Mi avvicino e incredibilmente mio padre mi chiede come mai mi trovassi là, col poco fiato che mi restava gli rammentai della Cresima... Lo vidi digrignare i denti in una smorfia e, quasi per scusarsi mi offre un calice di vino rosso, avevo bisogno di ben altro ma in un sacco vuoto ci stava e lo trangugiai. In un baleno mi trovai euforico e trovai l'ardire di comunicare a mio padre che avevo anche fame, sparì per poco e vi fece ritorno con un bel panino frammezzato con una scaglia di stracchino, lo divorai e ne avrei bramati almeno altri tre o quattro e vi bevvi dietro un altro calice di vino. Verso le cinque mi sentii risvegliare sopra una panca e notai che all'atto dei saluti uno dei giocatori sborsò all'altro ben cinque scudi dei vecchi Aquilini di cinque lire cadauno e altri cinque pagati per le bevande di gioco. Ripartiti, caricato sulla canna della bici di mio padre, quello che ci seguiva era, dunque, il mio virtuale padrino Pietro Simonini. Per fortuna mio padre, nota schiappa del gioco di bocce, si era limitato a fare il cosiddetto siòr altrimenti avrebbe preso una batosta peggiore e durante la via del ritorno, stonato come un vecchio trombone aveva intonato «La bella Romanina» invitandomi pure a darle fiato.

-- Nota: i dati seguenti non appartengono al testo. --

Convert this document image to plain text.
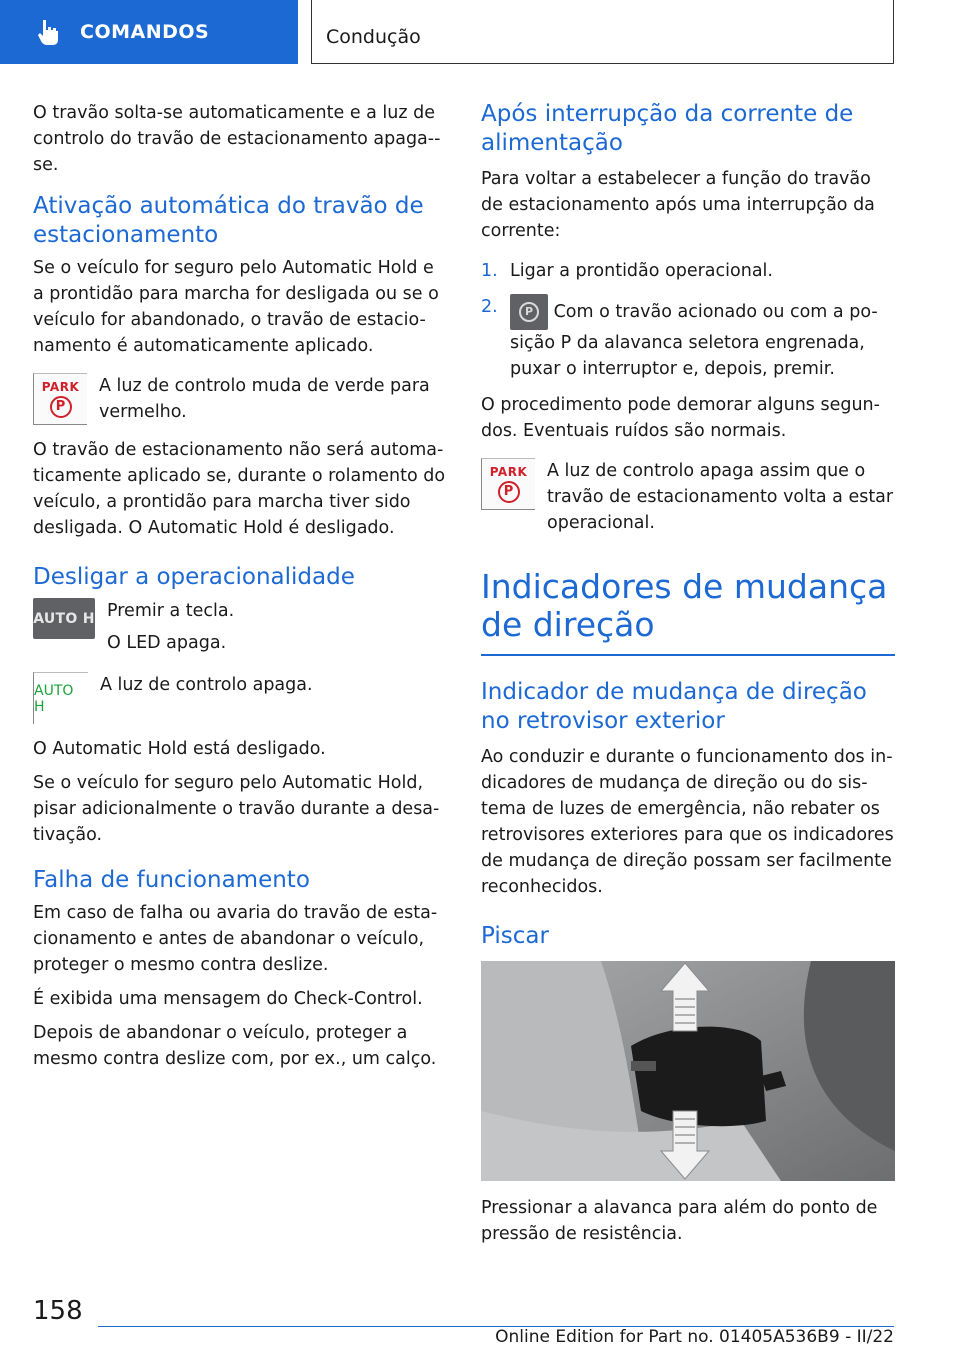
COMANDOS	Condução

O travão solta-se automaticamente e a luz de controlo do travão de estacionamento apaga--se.

Ativação automática do travão de estacionamento

Se o veículo for seguro pelo Automatic Hold e a prontidão para marcha for desligada ou se o veículo for abandonado, o travão de estacio-namento é automaticamente aplicado.

PARK
P

A luz de controlo muda de verde para vermelho.

O travão de estacionamento não será automa-ticamente aplicado se, durante o rolamento do veículo, a prontidão para marcha tiver sido desligada. O Automatic Hold é desligado.

Desligar a operacionalidade
AUTO H Premir a tecla.

O LED apaga.

AUTO H

A luz de controlo apaga.

O Automatic Hold está desligado.

Se o veículo for seguro pelo Automatic Hold, pisar adicionalmente o travão durante a desa-tivação.

Falha de funcionamento

Em caso de falha ou avaria do travão de esta-cionamento e antes de abandonar o veículo, proteger o mesmo contra deslize.

É exibida uma mensagem do Check-Control.

Depois de abandonar o veículo, proteger a mesmo contra deslize com, por ex., um calço.

Após interrupção da corrente de alimentação

Para voltar a estabelecer a função do travão de estacionamento após uma interrupção da corrente:

1. Ligar a prontidão operacional.
2.	P	Com o travão acionado ou com a po-sição P da alavanca seletora engrenada, puxar o interruptor e, depois, premir.

O procedimento pode demorar alguns segun-dos. Eventuais ruídos são normais.

PARK
P

A luz de controlo apaga assim que o travão de estacionamento volta a estar operacional.

Indicadores de mudança de direção
Indicador de mudança de direção no retrovisor exterior

Ao conduzir e durante o funcionamento dos in-dicadores de mudança de direção ou do sis-tema de luzes de emergência, não rebater os retrovisores exteriores para que os indicadores de mudança de direção possam ser facilmente reconhecidos.

Piscar

Pressionar a alavanca para além do ponto de pressão de resistência.

158
Online Edition for Part no. 01405A536B9 - II/22
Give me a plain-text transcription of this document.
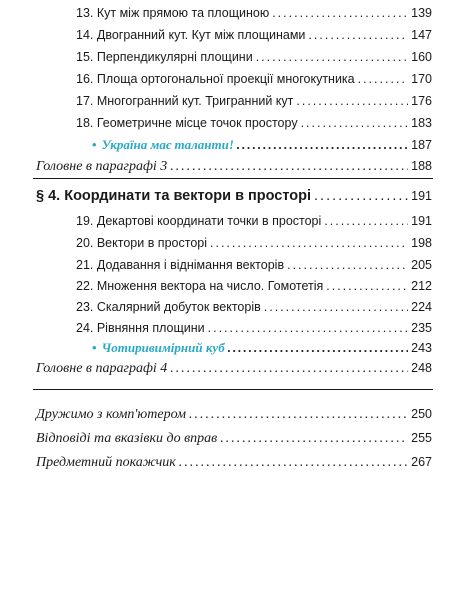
13. Кут між прямою та площиною .....	139
14. Двогранний кут. Кут між площинами .....	147
15. Перпендикулярні площини .....	160
16. Площа ортогональної проекції многокутника .....	170
17. Многогранний кут. Тригранний кут .....	176
18. Геометричне місце точок простору .....	183
• Україна має таланти! .....	187
Головне в параграфі 3 .....	188
§ 4. Координати та вектори в просторі .....	191
19. Декартові координати точки в просторі .....	191
20. Вектори в просторі .....	198
21. Додавання і віднімання векторів .....	205
22. Множення вектора на число. Гомотетія .....	212
23. Скалярний добуток векторів .....	224
24. Рівняння площини .....	235
• Чотиривимірний куб .....	243
Головне в параграфі 4 .....	248
Дружимо з комп'ютером .....	250
Відповіді та вказівки до вправ .....	255
Предметний покажчик .....	267
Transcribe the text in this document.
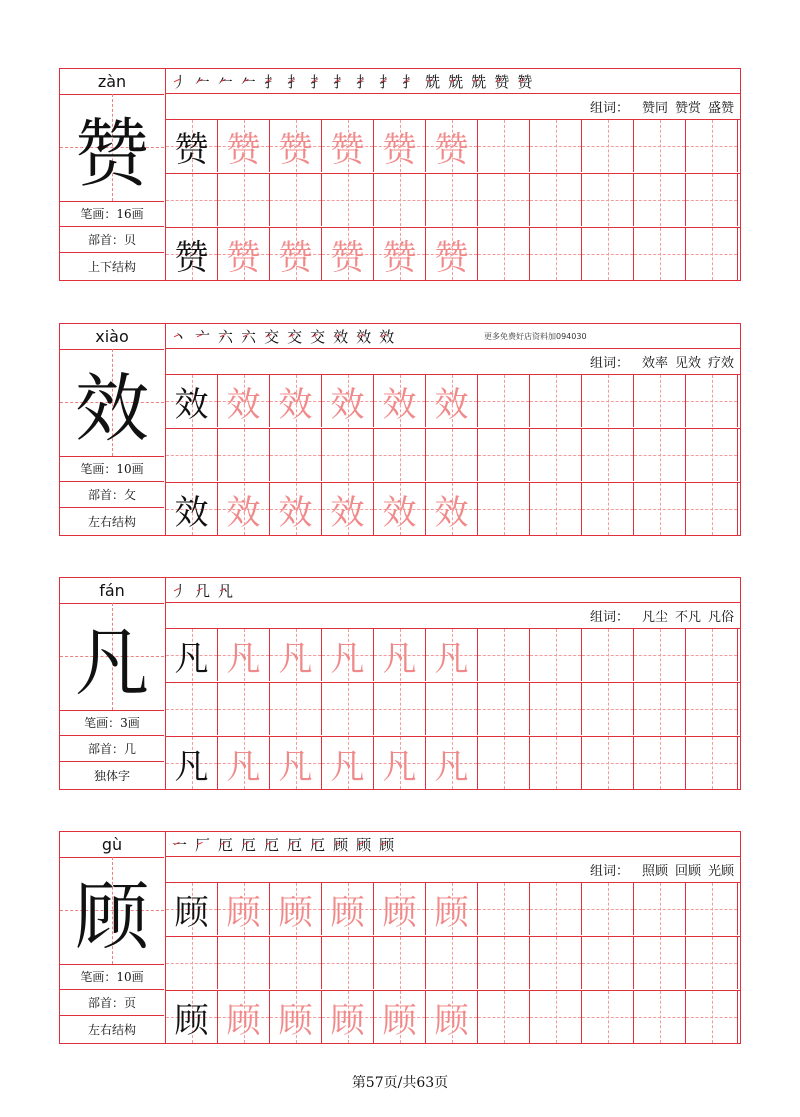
zàn
赞
笔画：16画
部首：贝
上下结构
丿 𠂉 𠂉 𠂉 扌 扌 扌 扌 扌 扌 扌 兟 兟 兟 赞 赞
组词： 赞同 赞赏 盛赞
赞 赞 赞 赞 赞 赞
赞 赞 赞 赞 赞 赞
xiào
效
笔画：10画
部首：攵
左右结构
丶 亠 六 六 交 交 交 效 效 效	更多免费好店资料加094030
组词： 效率 见效 疗效
效 效 效 效 效 效
效 效 效 效 效 效
fán
凡
笔画：3画
部首：几
独体字
丿 几 凡
组词： 凡尘 不凡 凡俗
凡 凡 凡 凡 凡 凡
凡 凡 凡 凡 凡 凡
gù
顾
笔画：10画
部首：页
左右结构
一 厂 厄 厄 厄 厄 厄 顾 顾 顾
组词： 照顾 回顾 光顾
顾 顾 顾 顾 顾 顾
顾 顾 顾 顾 顾 顾
第57页/共63页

Giunti in via Vallosa, nostra abitazione, il buon Simonini senza fermarsi ci diede un solenne ciao e non lo rividi mai più, la sera mi rifocillai con una bella scodella di minestra e mi riportai a passar la notte nel fienile presso il contadino che vi ero occupato quale famiglio da qualche mese, onde trovarmi alle prime luci dell'alba ad accudire al bestiame che vi ero vincolato. La mia paga era costituita dal vitto e per Natale del '38 potei sfoggiare un bellissimo paio di zoccoli in legno ai piedi per la mia dedizione ai comandi, ostentandoli felice alle ragazzine del villaggio.